Students Weigh in on Marketing Science to Girls
In February I started a discussion about how we might interest more girls in science. Even though I was interested in the broader view, the discussion seemed to focus mostly on whether a variety of colored parts would appeal to girls. A class of teenagers recently weighed in on the subject and you might find their extensive comments interesting. It sounds like the boys are the ones most interested in some color variety! Check out their comments
The teacher and the parents should be pleased with such skill.
I tend to think that Lego has done this (limiting their market) to themselves with the prominence of the Bionicles and Star Wars and other model kits. I adored my Lego when I was growing up, but it was just plain building Lego that all kids played with.
To encourage girls to partipate in my robotics club, I have to overcome their preconceptions about Lego, not their preconceptions about science.

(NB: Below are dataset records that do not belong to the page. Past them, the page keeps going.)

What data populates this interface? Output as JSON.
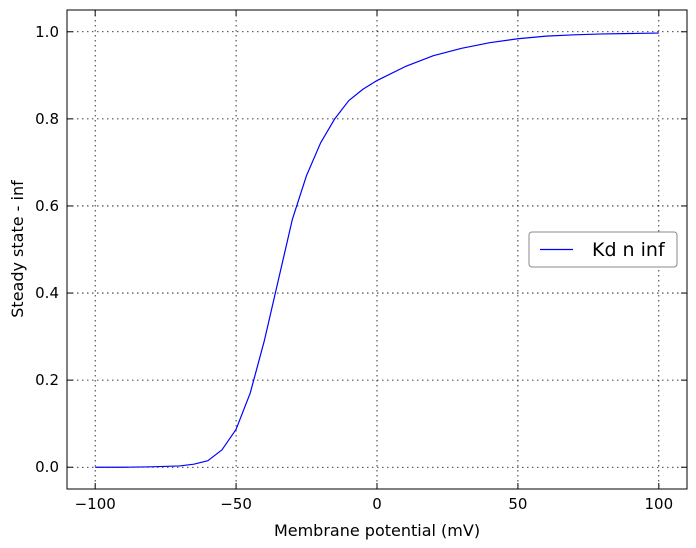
{
  "chart_data": {
    "type": "line",
    "title": "",
    "xlabel": "Membrane potential (mV)",
    "ylabel": "Steady state - inf",
    "xlim": [
      -110,
      110
    ],
    "ylim": [
      -0.05,
      1.05
    ],
    "xticks": [
      -100,
      -50,
      0,
      50,
      100
    ],
    "xtick_labels": [
      "−100",
      "−50",
      "0",
      "50",
      "100"
    ],
    "yticks": [
      0.0,
      0.2,
      0.4,
      0.6,
      0.8,
      1.0
    ],
    "ytick_labels": [
      "0.0",
      "0.2",
      "0.4",
      "0.6",
      "0.8",
      "1.0"
    ],
    "grid": true,
    "legend_position": "center-right",
    "series": [
      {
        "name": "Kd n inf",
        "color": "#0000ff",
        "x": [
          -100,
          -90,
          -80,
          -70,
          -65,
          -60,
          -55,
          -50,
          -45,
          -40,
          -35,
          -30,
          -25,
          -20,
          -15,
          -10,
          -5,
          0,
          10,
          20,
          30,
          40,
          50,
          60,
          70,
          80,
          90,
          100
        ],
        "y": [
          0.0,
          0.0,
          0.001,
          0.003,
          0.007,
          0.015,
          0.04,
          0.087,
          0.17,
          0.29,
          0.43,
          0.57,
          0.67,
          0.745,
          0.8,
          0.842,
          0.868,
          0.888,
          0.92,
          0.945,
          0.962,
          0.975,
          0.984,
          0.99,
          0.993,
          0.995,
          0.996,
          0.997
        ]
      }
    ]
  }
}
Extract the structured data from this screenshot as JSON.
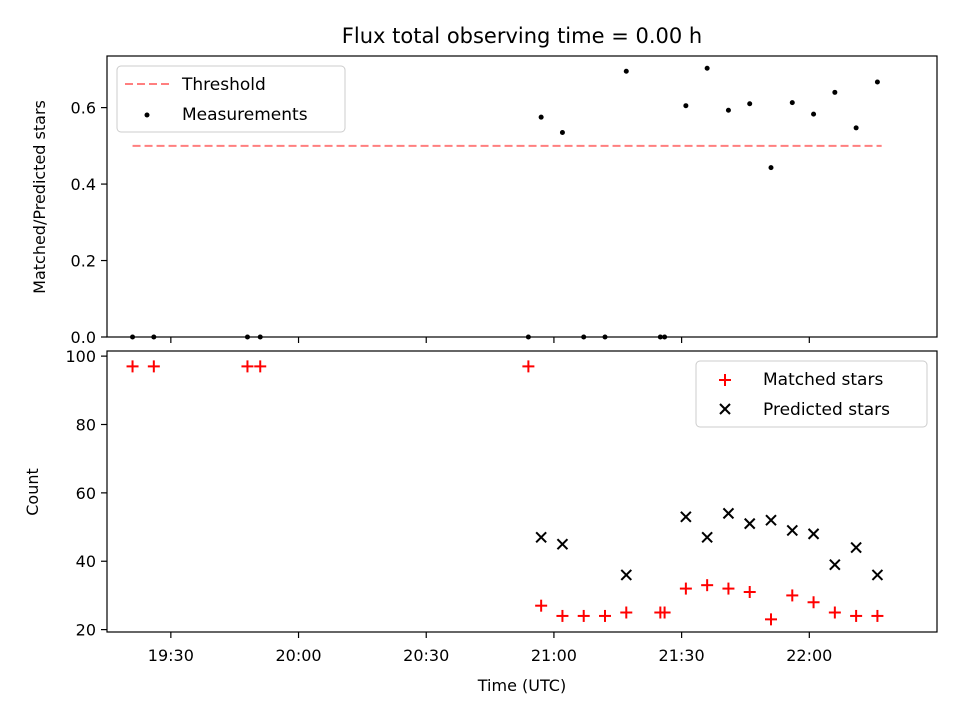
{
  "title": "Flux total observing time = 0.00 h",
  "chart_data": [
    {
      "type": "scatter",
      "panel": "top",
      "title": "Flux total observing time = 0.00 h",
      "xlabel": "",
      "ylabel": "Matched/Predicted stars",
      "ylim": [
        0,
        0.735
      ],
      "yticks": [
        0.0,
        0.2,
        0.4,
        0.6
      ],
      "ytick_labels": [
        "0.0",
        "0.2",
        "0.4",
        "0.6"
      ],
      "grid": false,
      "legend": "upper-left",
      "threshold": {
        "name": "Threshold",
        "value": 0.5,
        "x_start": "19:21",
        "x_end": "22:17",
        "color": "#ff7f7f"
      },
      "series": [
        {
          "name": "Measurements",
          "color": "#000000",
          "marker": "dot",
          "x": [
            "19:21",
            "19:26",
            "19:48",
            "19:51",
            "20:54",
            "20:57",
            "21:02",
            "21:07",
            "21:12",
            "21:17",
            "21:25",
            "21:26",
            "21:31",
            "21:36",
            "21:41",
            "21:46",
            "21:51",
            "21:56",
            "22:01",
            "22:06",
            "22:11",
            "22:16"
          ],
          "y": [
            0,
            0,
            0,
            0,
            0,
            0.575,
            0.535,
            0,
            0,
            0.695,
            0,
            0,
            0.605,
            0.703,
            0.593,
            0.61,
            0.443,
            0.613,
            0.583,
            0.64,
            0.547,
            0.667
          ]
        }
      ]
    },
    {
      "type": "scatter",
      "panel": "bottom",
      "xlabel": "Time (UTC)",
      "ylabel": "Count",
      "ylim": [
        19.3,
        101.5
      ],
      "yticks": [
        20,
        40,
        60,
        80,
        100
      ],
      "ytick_labels": [
        "20",
        "40",
        "60",
        "80",
        "100"
      ],
      "xlim": [
        "19:15",
        "22:30"
      ],
      "xticks": [
        "19:30",
        "20:00",
        "20:30",
        "21:00",
        "21:30",
        "22:00"
      ],
      "xtick_labels": [
        "19:30",
        "20:00",
        "20:30",
        "21:00",
        "21:30",
        "22:00"
      ],
      "grid": false,
      "legend": "upper-right",
      "series": [
        {
          "name": "Matched stars",
          "color": "#ff0000",
          "marker": "plus",
          "x": [
            "19:21",
            "19:26",
            "19:48",
            "19:51",
            "20:54",
            "20:57",
            "21:02",
            "21:07",
            "21:12",
            "21:17",
            "21:25",
            "21:26",
            "21:31",
            "21:36",
            "21:41",
            "21:46",
            "21:51",
            "21:56",
            "22:01",
            "22:06",
            "22:11",
            "22:16"
          ],
          "y": [
            97,
            97,
            97,
            97,
            97,
            27,
            24,
            24,
            24,
            25,
            25,
            25,
            32,
            33,
            32,
            31,
            23,
            30,
            28,
            25,
            24,
            24
          ]
        },
        {
          "name": "Predicted stars",
          "color": "#000000",
          "marker": "x",
          "x": [
            "20:57",
            "21:02",
            "21:17",
            "21:31",
            "21:36",
            "21:41",
            "21:46",
            "21:51",
            "21:56",
            "22:01",
            "22:06",
            "22:11",
            "22:16"
          ],
          "y": [
            47,
            45,
            36,
            53,
            47,
            54,
            51,
            52,
            49,
            48,
            39,
            44,
            36
          ]
        }
      ]
    }
  ]
}
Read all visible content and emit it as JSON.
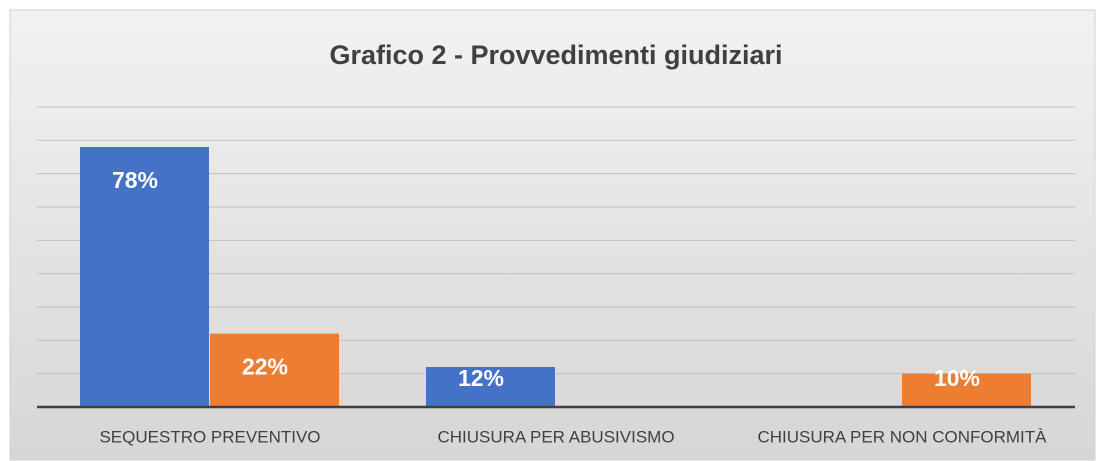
{
  "chart_data": {
    "type": "bar",
    "title": "Grafico 2 - Provvedimenti giudiziari",
    "categories": [
      "SEQUESTRO PREVENTIVO",
      "CHIUSURA PER ABUSIVISMO",
      "CHIUSURA PER NON CONFORMITÀ"
    ],
    "series": [
      {
        "color": "#4472c4",
        "values": [
          78,
          12,
          null
        ],
        "value_labels": [
          "78%",
          "12%",
          null
        ]
      },
      {
        "color": "#ed7d31",
        "values": [
          22,
          null,
          10
        ],
        "value_labels": [
          "22%",
          null,
          "10%"
        ]
      }
    ],
    "ylim": [
      0,
      90
    ],
    "yticks": [
      0,
      10,
      20,
      30,
      40,
      50,
      60,
      70,
      80,
      90
    ],
    "grid": true
  }
}
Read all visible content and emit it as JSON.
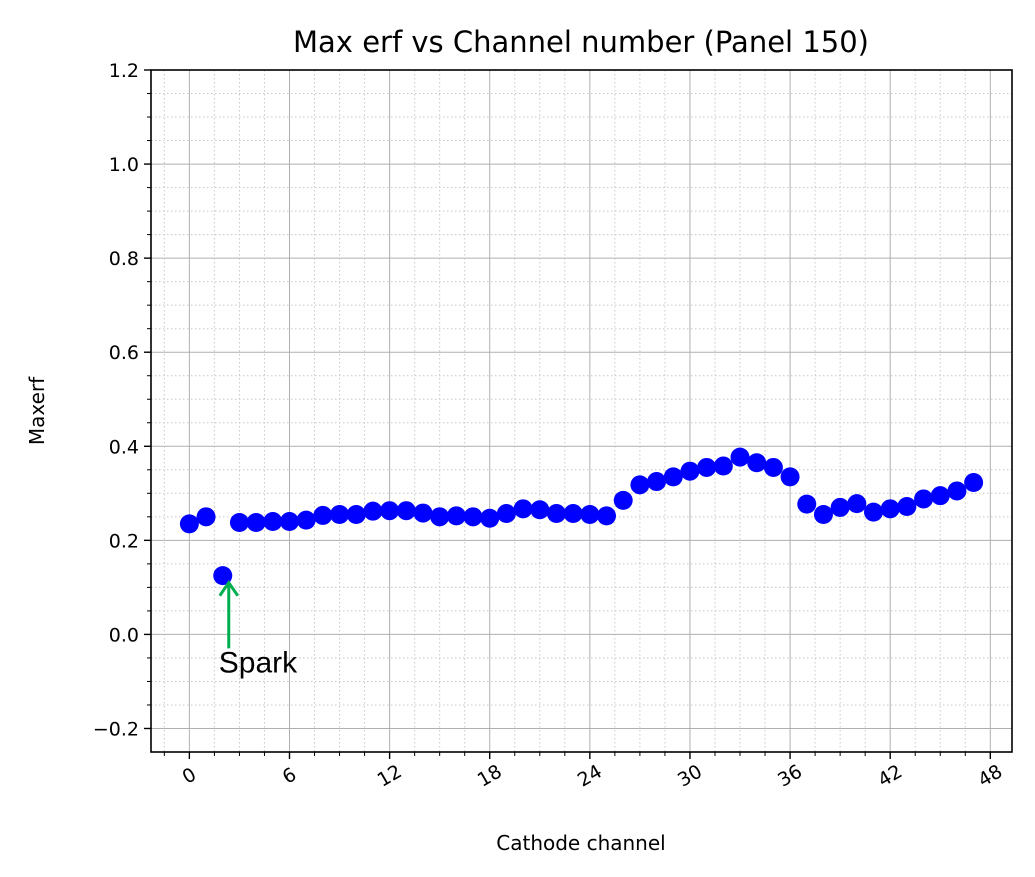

Such a combination will help students with artistic interests to become more interested in science, and vice versa. Hence, if a girl likes art, she would also be exposed to the science, and may like it. I do not think LEGO can be used singled out, but in conjunction with other materials as paper, pipe cleaners, etc. Cricket sets
do just this, and I think that the LEGO used in this context is not considered to be for boys only. A lot of the Cricket creations
use art and science. Teachers using LEGO and robotics in the classroom should take a similar approach, if they would like more girls to be interested and involved.
Look at the Wellesley College “Robotics Design Studio” course’s 2007 gallery of projects; it seems that all of these creations were made by female students. This course applies science and art together using LEGO and other materials.
I just asked my wife, and she says that the LEGO Co. showing advertisements with girls AND boys building with LEGO together could help over come preconceptions of LEGO being only a "boy's toy".
One thing LEGO should NOT do is they should not create a "girly" version of anything. To be fair, right now, Mindstorms Education pages do have girls pictured, but it took some digging for me to find those. The retail advertising and the current Brickmaster Magazine are laden with testosterone. In the magazine, the themes are all dark...sinister. Frankly, I wouldn't buy that for my three sons, so their marketing is counter-productive with this parent---and with any other parent who objects to the violent and sinister nature of so many games and television programs these days.
Interesting that you should mention DaVinci,as sometime soon Apress will be releasing a book by Matthias Paul Scholtz full of NXT models based on DaVinci's work. I'm sure Matthias would love to tell you more about it!